Mit der BBiG-Novellierung von 2020 wurden die bestehenden Anrechnungs- und Verzahnungsmöglichkeiten zwischen zwei- und dreijährigen Berufen erweitert: Bei nicht bestandener Abschlussprüfung in einem drei- oder dreieinhalbjährigen Ausbildungsberuf, der auf einem zweijährigen Ausbildungsberuf aufbaut, wird der Abschluss des zweijährigen Ausbildungsberufs erworben, sofern im ersten Teil mindestens ausreichende Prüfungsleistungen erbracht wurden. Umgekehrt sind Auszubildende mit einem erfolgreichen Abschluss in einem zweijährigen Ausbildungsberuf vom ersten Teil der Abschlussprüfung oder einer Zwischenprüfung eines darauf aufbauenden drei- oder dreieinhalbjährigen Ausbildungsberufes befreit (vgl. § 5 Abs. 2 Nr. 2a und 2b BBiG). Verordnet wurde diese neue Regelungsmöglichkeit bisher noch nicht.
Tabelle A3.1-1: Anzahl der Ausbildungsberufe mit Anrechnungsmöglichkeit 2011 bis 20201, 2
Ausbildungsdauer
Die Ausbildungsdauer soll grundsätzlich nicht mehr als drei Jahre und nicht weniger als zwei Jahre betragen (vgl. § 5 Abs. 1 Satz 2 BBiG). Abweichungen von dieser Regelung sind möglich. So werden beispielsweise auch Ausbildungsberufe mit einer Ausbildungsdauer von dreieinhalb Jahren verordnet.

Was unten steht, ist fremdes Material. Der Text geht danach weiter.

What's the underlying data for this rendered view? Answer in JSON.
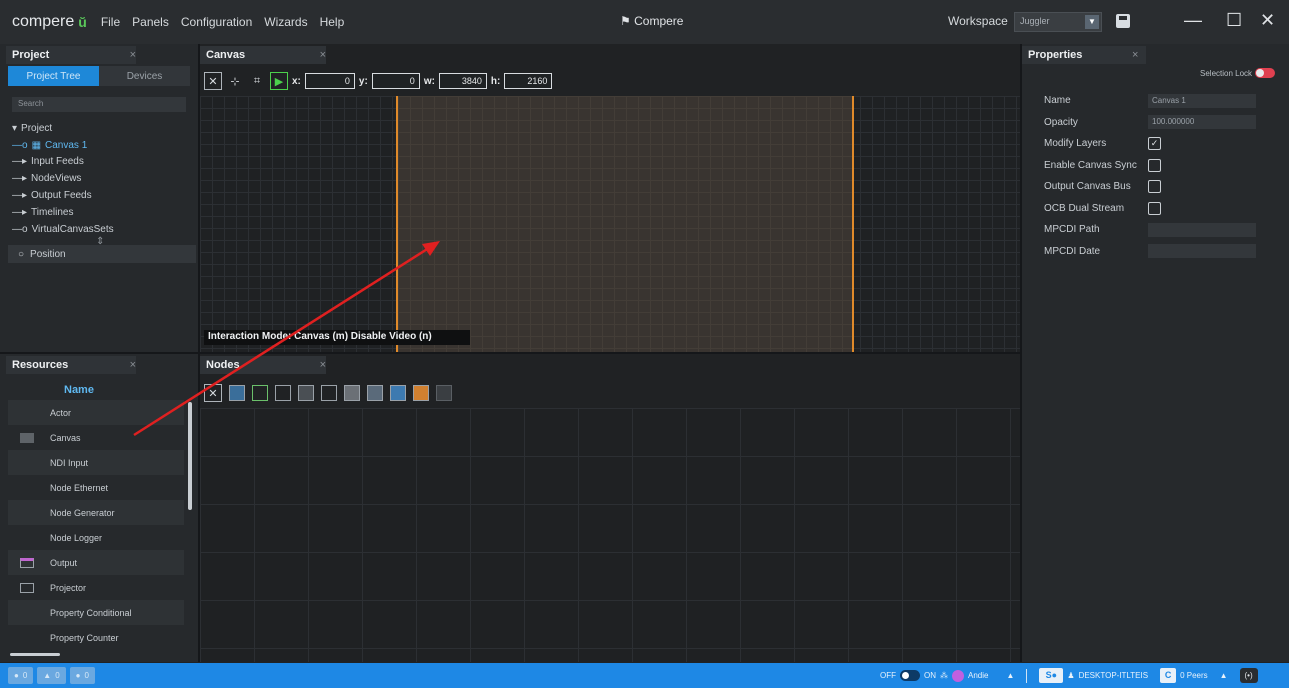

In den Jahren 2011 bis 2020 sank die Zahl der Ausbildungsberufe mit einer Ausbildungsdauer von 42 Monaten von 54 auf 52. Die Zahl der Ausbildungsberufe mit einer Ausbildungsdauer von 36 Monaten hat sich im Vergleich zum Vorjahr von 246 auf 245 verringert. Die Anzahl der Ausbildungsberufe mit einer Ausbildungsdauer von 24 Monaten ging von 38 im Jahre 2011 auf 26 im Jahre 2020 zurück Schaubild A3.1-2.
(Petra Steiner)
Schaubild A3.1-2: Anzahl der Ausbildungsberufe nach Ausbildungsdauer 2011 bis 2020
-
34
Außerhalb des Geltungsbereichs des BBiG (§ 3 Absatz 2 Nr. 3) gibt es darüber hinaus den vergleichbaren betrieblichen Ausbildungsgang Schiffsmechaniker/-in. Dieser Ausbildungsgang wird bei der folgenden Darstellung nicht mitgezählt.